The vast majority of Chrysler LLC's secured lenders -- including a Michigan public retirees' pension fund, the University of Kentucky and the Bill and Melinda Gates Foundation -- agreed to a deal with the Treasury Department to help Chrysler survive.
The holdout creditors own $295 million of the automaker's $6.9 billion in distressed debt -- much less than previously disclosed, bolstering Chrysler's case for a speedy exit from bankruptcy.
The committee representing the objecting creditors disclosed their identities Wednesday, as required, in U.S. Bankruptcy Court. They include Stairway Capital Management, Oppenheimer Senior Floating Rate Fund and Foxhill Opportunity Master Fund.
The law firm for the creditors, White & Case, said other lenders "have elected for various reasons to withdraw" from the group of objectors "as a consequence of concerns stemming from publicity of these Chapter 11 cases."
The disclosure that the objecting creditors hold slightly more than 4 percent of the debt may make it easier for Chrysler to quickly complete a sale of its good assets, allowing it to exit bankruptcy in 60 days.
The law firm said none of the objectors still in the case hold "credit default swaps," which would allow them to be repaid in full if Chrysler liquidated.
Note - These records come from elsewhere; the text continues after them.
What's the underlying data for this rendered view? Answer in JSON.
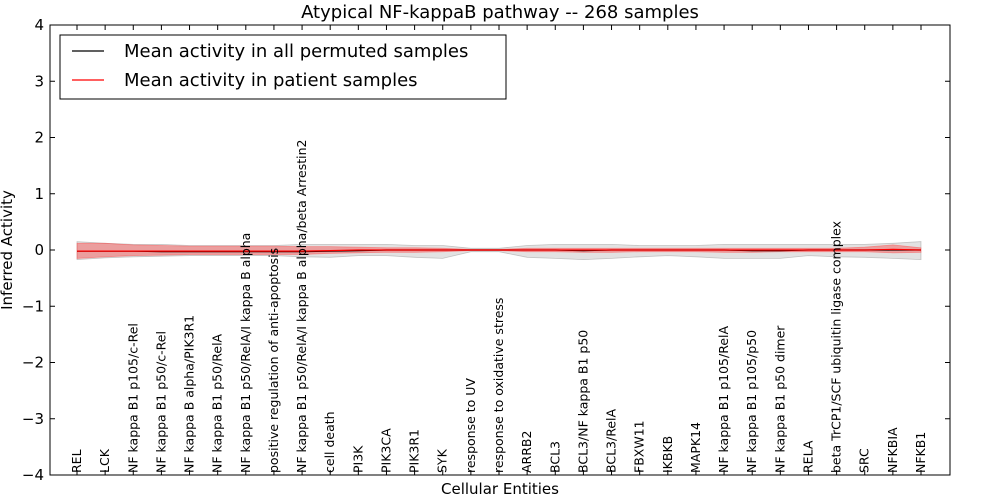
{
  "chart_data": {
    "type": "line",
    "title": "Atypical NF-kappaB pathway -- 268 samples",
    "xlabel": "Cellular Entities",
    "ylabel": "Inferred Activity",
    "ylim": [
      -4,
      4
    ],
    "yticks": [
      -4,
      -3,
      -2,
      -1,
      0,
      1,
      2,
      3,
      4
    ],
    "ytick_labels": [
      "−4",
      "−3",
      "−2",
      "−1",
      "0",
      "1",
      "2",
      "3",
      "4"
    ],
    "grid": false,
    "legend": {
      "placement": "top-left",
      "entries": [
        {
          "label": "Mean activity in all permuted samples",
          "color": "#000000"
        },
        {
          "label": "Mean activity in patient samples",
          "color": "#ff0000"
        }
      ]
    },
    "categories": [
      "REL",
      "LCK",
      "NF kappa B1 p105/c-Rel",
      "NF kappa B1 p50/c-Rel",
      "NF kappa B alpha/PIK3R1",
      "NF kappa B1 p50/RelA",
      "NF kappa B1 p50/RelA/I kappa B alpha",
      "positive regulation of anti-apoptosis",
      "NF kappa B1 p50/RelA/I kappa B alpha/beta Arrestin2",
      "cell death",
      "PI3K",
      "PIK3CA",
      "PIK3R1",
      "SYK",
      "response to UV",
      "response to oxidative stress",
      "ARRB2",
      "BCL3",
      "BCL3/NF kappa B1 p50",
      "BCL3/RelA",
      "FBXW11",
      "IKBKB",
      "MAPK14",
      "NF kappa B1 p105/RelA",
      "NF kappa B1 p105/p50",
      "NF kappa B1 p50 dimer",
      "RELA",
      "beta TrCP1/SCF ubiquitin ligase complex",
      "SRC",
      "NFKBIA",
      "NFKB1"
    ],
    "series": [
      {
        "name": "Mean activity in all permuted samples",
        "color": "#000000",
        "values": [
          -0.02,
          -0.02,
          -0.02,
          -0.03,
          -0.03,
          -0.03,
          -0.03,
          -0.03,
          -0.03,
          -0.02,
          -0.01,
          0,
          0,
          0,
          0,
          0,
          0,
          0,
          -0.01,
          0,
          0,
          0,
          0,
          0,
          -0.01,
          -0.01,
          0,
          0,
          0,
          0,
          0
        ],
        "band_lower": [
          -0.17,
          -0.14,
          -0.12,
          -0.11,
          -0.1,
          -0.1,
          -0.1,
          -0.1,
          -0.12,
          -0.13,
          -0.1,
          -0.1,
          -0.13,
          -0.15,
          -0.03,
          -0.03,
          -0.13,
          -0.15,
          -0.17,
          -0.15,
          -0.12,
          -0.1,
          -0.12,
          -0.15,
          -0.15,
          -0.15,
          -0.1,
          -0.12,
          -0.13,
          -0.15,
          -0.17
        ],
        "band_upper": [
          0.15,
          0.12,
          0.1,
          0.1,
          0.08,
          0.08,
          0.08,
          0.08,
          0.1,
          0.1,
          0.1,
          0.1,
          0.08,
          0.08,
          0.03,
          0.03,
          0.08,
          0.1,
          0.1,
          0.1,
          0.08,
          0.08,
          0.08,
          0.1,
          0.1,
          0.1,
          0.1,
          0.1,
          0.1,
          0.12,
          0.15
        ]
      },
      {
        "name": "Mean activity in patient samples",
        "color": "#ff0000",
        "values": [
          -0.02,
          -0.02,
          -0.02,
          -0.02,
          -0.02,
          -0.02,
          -0.02,
          -0.02,
          -0.02,
          -0.01,
          0,
          0,
          0,
          0,
          0,
          0,
          0,
          0,
          0,
          0,
          0,
          0,
          0,
          0,
          0,
          0,
          0,
          0,
          0,
          0.01,
          0
        ],
        "band_lower": [
          -0.15,
          -0.12,
          -0.1,
          -0.09,
          -0.08,
          -0.08,
          -0.08,
          -0.08,
          -0.08,
          -0.06,
          -0.05,
          -0.04,
          -0.04,
          -0.03,
          -0.01,
          -0.01,
          -0.03,
          -0.03,
          -0.04,
          -0.04,
          -0.03,
          -0.03,
          -0.03,
          -0.04,
          -0.04,
          -0.03,
          -0.03,
          -0.03,
          -0.03,
          -0.05,
          -0.04
        ],
        "band_upper": [
          0.12,
          0.12,
          0.09,
          0.08,
          0.07,
          0.07,
          0.07,
          0.07,
          0.06,
          0.06,
          0.05,
          0.04,
          0.04,
          0.03,
          0.01,
          0.01,
          0.03,
          0.03,
          0.03,
          0.03,
          0.03,
          0.03,
          0.03,
          0.03,
          0.03,
          0.03,
          0.03,
          0.03,
          0.05,
          0.09,
          0.04
        ]
      }
    ]
  }
}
Thomas Lauria, a lawyer for the debtors, said some death threats against the creditors had been reported to police, and noted that the holdouts were denounced by President Barack Obama and pilloried by Michigan politicians. U.S. Bankruptcy Judge Arthur Gonzalez Tuesday rejected a request to keep the names secret, saying no evidence had been presented to support it.
Gonzalez also approved bidding procedures Tuesday for a sale of Chrysler's assets, giving potential buyers until May 20 to submit their bids.
"While there is still a lot of work to do, this development gives us further confidence that Chrysler's bankruptcy will be quick and orderly," White House spokesman Robert Gibbs said, praising the speedy progress.
U.S. Treasury officials won agreement from Chrysler's four major bank lenders and most of the smaller lenders to swap the $6.9 billion in first-tier secured debt in exchange for $2 billion in cash.
Among those that agreed to swap debt were the Bill and Melinda Gates Foundation, the University of Kentucky, and Yale University, as a well as a company overseeing Michigan pensions.
The Municipal Employment Retirement System of Michigan, or MERS, oversees pensions for 700 Michigan cities covering about 75,000 retirees. MERS' $4.7 billion investment portfolio includes some distressed debt.
MERS purchased $3.4 million in Chrysler debt in August 2008 at 43 cents on the dollar, and agreed to sell it under the Treasury deal for about a $1 million loss, said spokeswoman Lisa Brewer.
Others that hold Chrysler's secured debt and agreed to the swap are Indiana University, the Children's Hospital of Philadelphia, Santa Barbara County Employee Retirement fund, the city of Seattle's retirement fund and the Los Angeles Fire and Police retirement fund. The list includes more than 100 funds.